第145話(巻12・第9話)穀断の聖、不実露顕の事

穀断聖不実露顕事

穀断の聖、不実露顕の事

校訂本文

昔、久しく行ふ上人ありけり。五穀を断ちて、年ごろになりぬ。御門、聞こし召して、神泉1)にあがめすゑて、ことに貴み給ふ。木の葉をのみ食ひける。
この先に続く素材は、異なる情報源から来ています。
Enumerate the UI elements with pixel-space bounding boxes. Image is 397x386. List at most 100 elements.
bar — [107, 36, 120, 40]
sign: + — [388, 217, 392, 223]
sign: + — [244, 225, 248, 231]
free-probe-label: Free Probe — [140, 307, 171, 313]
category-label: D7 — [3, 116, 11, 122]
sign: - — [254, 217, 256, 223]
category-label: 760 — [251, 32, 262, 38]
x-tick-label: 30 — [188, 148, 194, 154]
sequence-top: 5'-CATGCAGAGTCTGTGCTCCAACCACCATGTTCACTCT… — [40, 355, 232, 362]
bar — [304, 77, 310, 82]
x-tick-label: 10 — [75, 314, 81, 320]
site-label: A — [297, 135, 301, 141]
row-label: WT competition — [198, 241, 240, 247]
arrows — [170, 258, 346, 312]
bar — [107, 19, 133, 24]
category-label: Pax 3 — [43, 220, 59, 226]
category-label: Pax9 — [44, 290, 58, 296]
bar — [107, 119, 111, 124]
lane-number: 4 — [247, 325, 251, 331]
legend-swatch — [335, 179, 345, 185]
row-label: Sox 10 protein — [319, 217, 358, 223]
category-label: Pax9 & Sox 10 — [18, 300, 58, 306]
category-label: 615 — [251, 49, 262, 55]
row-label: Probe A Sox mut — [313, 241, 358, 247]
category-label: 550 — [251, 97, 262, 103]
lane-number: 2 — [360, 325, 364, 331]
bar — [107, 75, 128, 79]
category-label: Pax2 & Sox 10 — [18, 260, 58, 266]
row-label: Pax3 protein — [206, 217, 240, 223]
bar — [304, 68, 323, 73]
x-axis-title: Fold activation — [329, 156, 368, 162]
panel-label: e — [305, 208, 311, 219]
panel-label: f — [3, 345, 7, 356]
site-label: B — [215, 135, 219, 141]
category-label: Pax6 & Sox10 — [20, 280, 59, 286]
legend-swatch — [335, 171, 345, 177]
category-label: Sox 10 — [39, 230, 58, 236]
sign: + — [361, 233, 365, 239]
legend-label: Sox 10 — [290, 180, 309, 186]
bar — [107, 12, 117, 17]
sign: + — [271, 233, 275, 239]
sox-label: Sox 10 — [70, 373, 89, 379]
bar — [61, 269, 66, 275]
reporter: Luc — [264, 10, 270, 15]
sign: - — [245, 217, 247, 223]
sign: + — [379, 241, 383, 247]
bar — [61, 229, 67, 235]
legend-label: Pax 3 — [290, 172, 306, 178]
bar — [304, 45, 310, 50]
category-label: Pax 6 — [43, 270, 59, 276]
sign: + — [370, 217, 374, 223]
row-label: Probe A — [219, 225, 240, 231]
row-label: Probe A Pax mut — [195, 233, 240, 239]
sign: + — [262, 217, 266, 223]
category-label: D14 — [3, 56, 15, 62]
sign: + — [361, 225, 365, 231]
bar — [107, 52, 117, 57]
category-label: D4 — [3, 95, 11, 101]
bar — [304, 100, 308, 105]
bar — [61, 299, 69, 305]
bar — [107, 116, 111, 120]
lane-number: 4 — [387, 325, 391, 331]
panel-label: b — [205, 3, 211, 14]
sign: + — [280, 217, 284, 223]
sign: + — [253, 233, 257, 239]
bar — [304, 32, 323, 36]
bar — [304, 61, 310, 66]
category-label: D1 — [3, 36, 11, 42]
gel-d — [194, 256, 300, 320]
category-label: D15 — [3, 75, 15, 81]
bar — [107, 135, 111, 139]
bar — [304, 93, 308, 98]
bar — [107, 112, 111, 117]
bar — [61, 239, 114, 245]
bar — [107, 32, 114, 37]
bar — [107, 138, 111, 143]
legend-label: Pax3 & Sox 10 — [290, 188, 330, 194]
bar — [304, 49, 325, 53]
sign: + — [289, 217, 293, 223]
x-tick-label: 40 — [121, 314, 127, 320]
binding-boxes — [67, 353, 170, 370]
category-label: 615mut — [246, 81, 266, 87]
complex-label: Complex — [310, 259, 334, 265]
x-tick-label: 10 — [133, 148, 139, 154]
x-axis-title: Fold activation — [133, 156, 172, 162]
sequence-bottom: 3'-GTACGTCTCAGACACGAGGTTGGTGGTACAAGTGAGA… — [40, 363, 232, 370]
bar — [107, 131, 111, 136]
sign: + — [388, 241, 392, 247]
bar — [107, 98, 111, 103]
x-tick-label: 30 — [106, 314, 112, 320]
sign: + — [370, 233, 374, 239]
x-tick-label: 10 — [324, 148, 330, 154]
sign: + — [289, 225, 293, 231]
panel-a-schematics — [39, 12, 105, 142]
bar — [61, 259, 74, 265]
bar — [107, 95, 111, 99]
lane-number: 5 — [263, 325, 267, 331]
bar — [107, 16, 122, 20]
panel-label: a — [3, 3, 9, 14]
物笑ひする若公達集まりて、「この聖の心見ん」とて、行き向ひて見るに、いと貴げに見ゆれば、「穀断、幾年(いくとせ)ばかりになり給ふ」と問はれければ、「若きより断ち侍れば、五十余年にまかりなりぬ」と言ふを聞きて、一人の殿上人のいはく、「穀断の屎(くそ)は、いかやうにかあるらん。例の人には変わりたるらん。いで、行きて見ん」といへば、二・三人つれて行きて見れば、穀屎を多くひりおきたり。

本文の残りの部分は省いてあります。